Maybe because it is (or at least can be, the more advanced usages become less so) tolerably self-describing in that you can readily see what it is producing, in a way that SVG isn't, while still being source-control and diffing-tool friendly text?

For small things like its intended uses, it fits well within coding tools and workflows, and avoids separately documenting and coding the art.


Um, graphic files are also self-describing.

This kind of reeks of "If your only tool is a text editor, every problem looks like text".


It's more "if your primary tool is a text editor, there is a complexity cost to context shifting, and for some simple tasks that cost isn't justified if you have a suitable method of representing what you want in text."

Just as with programming, polyglot programming has value, but switching languages within a project had a complexity cost that isn't always justified even when for dinner task taken alone a different language is marginally superior.


Graphics files are not both self-describing and inline.

For some applications, having something be both can be helpful.


Way off topic but this is one reason I was excited about Atom the text editor. Given its running inside a browser you should, theoretically, be able to show svg inline, even allow visual editing inline.


Emacs has supported inline SVGs in org-mode since 2007 or so.


Exactly, could not have said it better.


I only use it for very simple icons (square, couple of lines, etc)


That makes sense. I apologize for coming off as so negative, I really do think it's very clever.


No worry, and no offense taken!


>But why not just draw it instead of, well, typing it in ASCII?

Because programmers typically prefer typing in ASCII to drawing :-)


I agree with you, I find this program fun and suitable for one man shops. Not practical for teams with graphic artists. Imagine if coder had to switch icon resources by hand from ASCII files?

There has to be something wrong with SVG when people even thinks drawing icons in this day and age in ASCII is a must do.


I think it's more to do with lack of knowledge than any huge problems with SVG. At least I found it very easy to draw stuff in Inkscape, at least for simple drawings like icons.

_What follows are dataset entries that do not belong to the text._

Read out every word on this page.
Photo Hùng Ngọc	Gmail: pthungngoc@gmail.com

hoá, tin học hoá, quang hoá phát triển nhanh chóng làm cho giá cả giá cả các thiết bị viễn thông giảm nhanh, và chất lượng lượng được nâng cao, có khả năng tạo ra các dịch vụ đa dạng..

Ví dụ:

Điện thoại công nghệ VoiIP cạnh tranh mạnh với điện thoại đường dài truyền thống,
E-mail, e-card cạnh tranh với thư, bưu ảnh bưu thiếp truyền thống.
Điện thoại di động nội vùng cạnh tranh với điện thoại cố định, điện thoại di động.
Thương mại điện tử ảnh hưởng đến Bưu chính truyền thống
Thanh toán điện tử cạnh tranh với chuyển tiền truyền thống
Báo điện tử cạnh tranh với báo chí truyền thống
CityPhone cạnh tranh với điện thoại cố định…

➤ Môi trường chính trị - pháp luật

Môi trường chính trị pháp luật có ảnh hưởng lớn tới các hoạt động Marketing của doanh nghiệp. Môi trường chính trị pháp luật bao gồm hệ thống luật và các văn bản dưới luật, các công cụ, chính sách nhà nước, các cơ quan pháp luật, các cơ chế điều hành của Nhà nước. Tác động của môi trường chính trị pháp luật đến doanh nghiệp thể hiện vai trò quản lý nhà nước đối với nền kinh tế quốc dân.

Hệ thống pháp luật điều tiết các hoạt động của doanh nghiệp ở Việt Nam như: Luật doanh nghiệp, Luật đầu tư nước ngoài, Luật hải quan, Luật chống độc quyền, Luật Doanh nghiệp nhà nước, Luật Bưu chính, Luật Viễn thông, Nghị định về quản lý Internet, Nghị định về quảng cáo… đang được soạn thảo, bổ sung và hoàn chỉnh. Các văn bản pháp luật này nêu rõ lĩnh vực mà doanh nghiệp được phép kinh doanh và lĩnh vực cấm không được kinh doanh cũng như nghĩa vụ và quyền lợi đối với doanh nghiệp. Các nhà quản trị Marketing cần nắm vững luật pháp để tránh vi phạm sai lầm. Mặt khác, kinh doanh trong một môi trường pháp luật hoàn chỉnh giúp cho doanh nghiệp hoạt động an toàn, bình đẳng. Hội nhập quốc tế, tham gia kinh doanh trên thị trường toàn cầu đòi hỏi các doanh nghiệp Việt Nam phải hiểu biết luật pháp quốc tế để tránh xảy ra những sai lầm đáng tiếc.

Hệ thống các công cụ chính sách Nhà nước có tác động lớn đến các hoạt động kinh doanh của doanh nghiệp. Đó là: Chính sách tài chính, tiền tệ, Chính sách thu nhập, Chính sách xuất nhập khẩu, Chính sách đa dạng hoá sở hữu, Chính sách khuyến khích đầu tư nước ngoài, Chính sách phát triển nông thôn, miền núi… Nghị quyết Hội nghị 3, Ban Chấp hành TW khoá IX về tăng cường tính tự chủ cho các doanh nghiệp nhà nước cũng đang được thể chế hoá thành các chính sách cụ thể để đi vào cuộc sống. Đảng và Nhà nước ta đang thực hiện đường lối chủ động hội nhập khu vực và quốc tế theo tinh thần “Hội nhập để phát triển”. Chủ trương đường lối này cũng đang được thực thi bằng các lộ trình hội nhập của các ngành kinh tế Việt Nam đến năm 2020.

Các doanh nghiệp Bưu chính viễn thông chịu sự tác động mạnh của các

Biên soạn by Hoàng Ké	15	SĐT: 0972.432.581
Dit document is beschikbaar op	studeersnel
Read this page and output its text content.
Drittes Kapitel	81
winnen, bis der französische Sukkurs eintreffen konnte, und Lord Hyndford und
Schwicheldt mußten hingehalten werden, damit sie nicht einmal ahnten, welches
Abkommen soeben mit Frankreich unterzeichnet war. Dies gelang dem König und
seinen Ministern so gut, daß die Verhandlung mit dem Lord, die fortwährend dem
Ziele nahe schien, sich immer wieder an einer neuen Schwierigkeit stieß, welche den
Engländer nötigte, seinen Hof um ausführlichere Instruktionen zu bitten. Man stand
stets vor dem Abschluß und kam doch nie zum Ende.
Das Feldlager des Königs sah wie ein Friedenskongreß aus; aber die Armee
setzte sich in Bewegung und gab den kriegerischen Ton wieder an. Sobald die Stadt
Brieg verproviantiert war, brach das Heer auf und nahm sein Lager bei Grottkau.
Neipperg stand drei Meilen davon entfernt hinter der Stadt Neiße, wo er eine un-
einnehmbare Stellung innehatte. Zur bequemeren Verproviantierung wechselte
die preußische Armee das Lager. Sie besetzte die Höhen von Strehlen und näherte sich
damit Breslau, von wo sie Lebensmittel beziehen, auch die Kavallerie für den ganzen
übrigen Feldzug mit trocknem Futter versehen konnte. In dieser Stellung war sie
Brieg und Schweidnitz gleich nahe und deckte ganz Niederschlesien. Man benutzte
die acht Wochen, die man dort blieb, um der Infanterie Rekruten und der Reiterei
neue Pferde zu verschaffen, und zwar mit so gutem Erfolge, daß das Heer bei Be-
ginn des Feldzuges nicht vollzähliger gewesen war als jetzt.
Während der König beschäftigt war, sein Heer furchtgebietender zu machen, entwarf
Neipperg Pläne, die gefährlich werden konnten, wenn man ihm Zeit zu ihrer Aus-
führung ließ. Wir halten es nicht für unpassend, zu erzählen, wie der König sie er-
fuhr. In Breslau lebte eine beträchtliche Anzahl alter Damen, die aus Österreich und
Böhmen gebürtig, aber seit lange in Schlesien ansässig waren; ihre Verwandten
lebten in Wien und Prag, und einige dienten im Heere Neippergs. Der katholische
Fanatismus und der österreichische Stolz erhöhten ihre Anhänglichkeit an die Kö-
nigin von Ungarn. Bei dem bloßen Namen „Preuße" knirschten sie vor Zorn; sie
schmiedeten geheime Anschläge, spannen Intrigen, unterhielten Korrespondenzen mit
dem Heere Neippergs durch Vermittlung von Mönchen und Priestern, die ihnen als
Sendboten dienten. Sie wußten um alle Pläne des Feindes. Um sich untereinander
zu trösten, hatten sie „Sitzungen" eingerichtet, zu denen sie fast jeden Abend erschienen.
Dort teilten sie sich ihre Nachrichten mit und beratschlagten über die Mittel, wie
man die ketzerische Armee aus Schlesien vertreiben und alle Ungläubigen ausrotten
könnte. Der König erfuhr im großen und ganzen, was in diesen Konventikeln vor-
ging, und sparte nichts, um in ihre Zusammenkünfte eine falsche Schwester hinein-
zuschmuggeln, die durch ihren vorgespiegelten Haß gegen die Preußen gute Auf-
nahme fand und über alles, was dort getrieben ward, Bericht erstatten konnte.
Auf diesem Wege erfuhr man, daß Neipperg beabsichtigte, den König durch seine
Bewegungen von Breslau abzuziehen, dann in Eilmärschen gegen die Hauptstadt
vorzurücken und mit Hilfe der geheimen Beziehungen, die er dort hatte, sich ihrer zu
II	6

I know SVG very well, even have used it a few times for automatic generation of various graphics for bioinformatic projects. I use a lot of different graphic editors, and I am very familiar with them, e.g. Illustrator, Sketch, Acorn, Photoshop, Omnigraffle. I am also very familiar with e.g. Bezier paths manipulations, linear transforms, linear algebra, etc. I love maths.

Pixel alignment, asset management and being a one-man shop allowed more excentricities is what justifies this, for small icons with simple features (a few straight lines or rects).